The management of patients with multiple trauma is a complex topic which cannot be dealt with here. It may, however, be useful to recall that in these patients the number of clinical, systemic and organ signs is such that the pre-operative approach differs from that necessary in other patients. Rather than carrying out one examination suggested by a clinical sign, which may have multiple causes, a series of tests should be performed with the purpose of determining which areas of the body, such as the chest, abdomen, spine and pelvis, have or have not been involved by the trauma. This is also done in accordance with a general principle in trauma care: each patient that has suffered trauma should be considered as a having multiple trauma until proven otherwise.

 

THE ASA CLASSIFICATION AND ANAESTHETIC RISK


The ASA classification, which appears in all textbooks of anaesthesiology (to which the reader is referred for consultation), was developed in 1963, when the American Society of Anesthesiologists understood the need to classify patients undergoing anaesthesia based on their clinical condition. This enabled comparison of the results of different trials, setting the basis for greater homogeneity of the populations involved in the various studies. This classification is now often erroneously considered as an evaluation index for anaesthetic risk. Nevertheless,  epidemiological studies in both human and veterinary medicine have shown a close correlation between anaesthesiological risk and clinical condition.

The Confidential Enquiry into Perioperative Small Animal Fatality (CEPSAF) study (Brodbelt et al., 2008) showed that while the mortality risk of ASA I-II dogs is 0.05% (0.11% in ASA I-II  cats), the risk in ASA III (or greater) dogs is 1.33% (1.40% in cats).
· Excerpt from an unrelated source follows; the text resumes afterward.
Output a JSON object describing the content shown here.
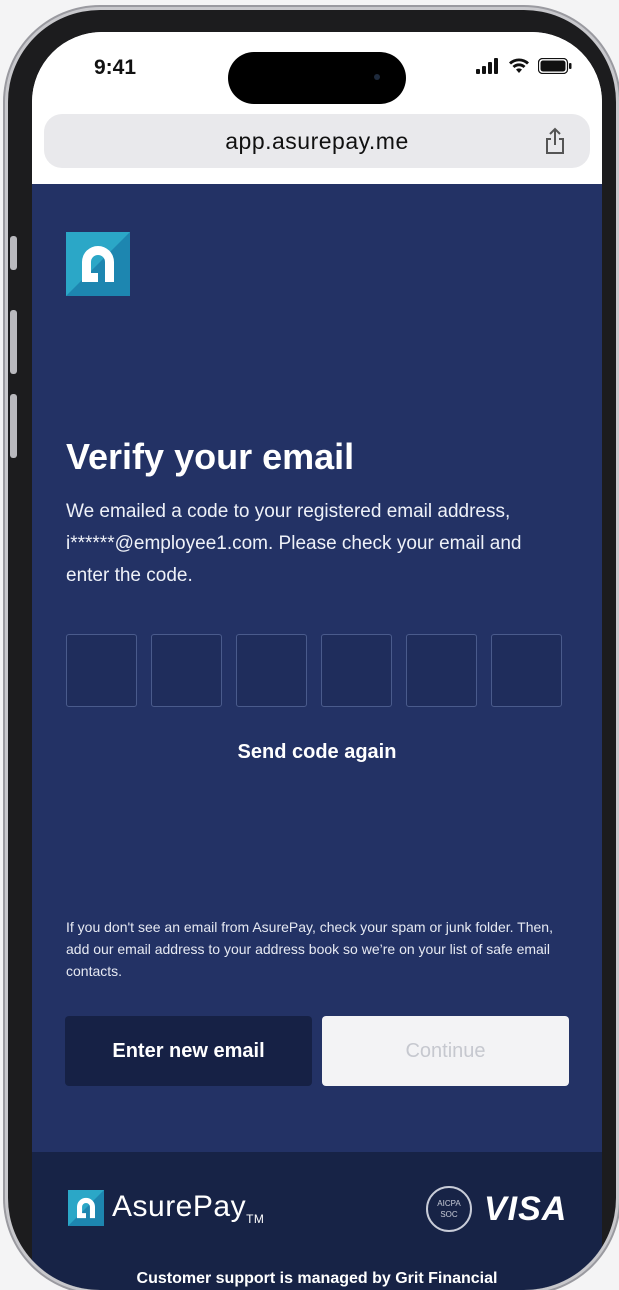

Studies on mortality during anaesthesia are extremely important because they can give useful information on the anaesthesiological risk in veterinary patients; however, the results must be interpreted with caution due to the innumerable, inherent limitations of such studies. The veterinary practices which collaborate in such studies participate on a voluntary basis and are often motivated by a special interest in anaesthesia, meaning that the anaesthesiological standards of these centres is above average. As an example Brodbelt himself recently stated that all the centres included in his study had a referent veterinarian for anaesthesia, something which in reality is not so common even in the United Kingdom. It is, therefore, questionable that these studies credibly represent the average reality. The factors which have a marked impact on the risk of anaesthesia are the training and availability of an anaesthetist, the degree of monitoring as well as the experience of the surgeon and of the expert in internal medicine who has followed the case. Within the variegated world of veterinary medicine, these factors can vary greatly. The anaesthetist is once again the person who is in the best possible position to assess all of these factors and to decide on the anaesthesiological risk for each patient in the specific veterinary clinic in which he or she must provide anaesthesia.

 

Suggested readings


  1. Green D, Ervine M, White S (2003) Principles of preoperative assessement, optimisation and management. In Fundamentals of perioperative management. GMM San Francisco USA pp 39-54
  2. BrodbeltDC, Blissitt KJ, Hammond RA et al (2008) The risk of death: the confidential enquiry into perioperative small animal fatalities. Vet Anaesth Analg.35, 365-73.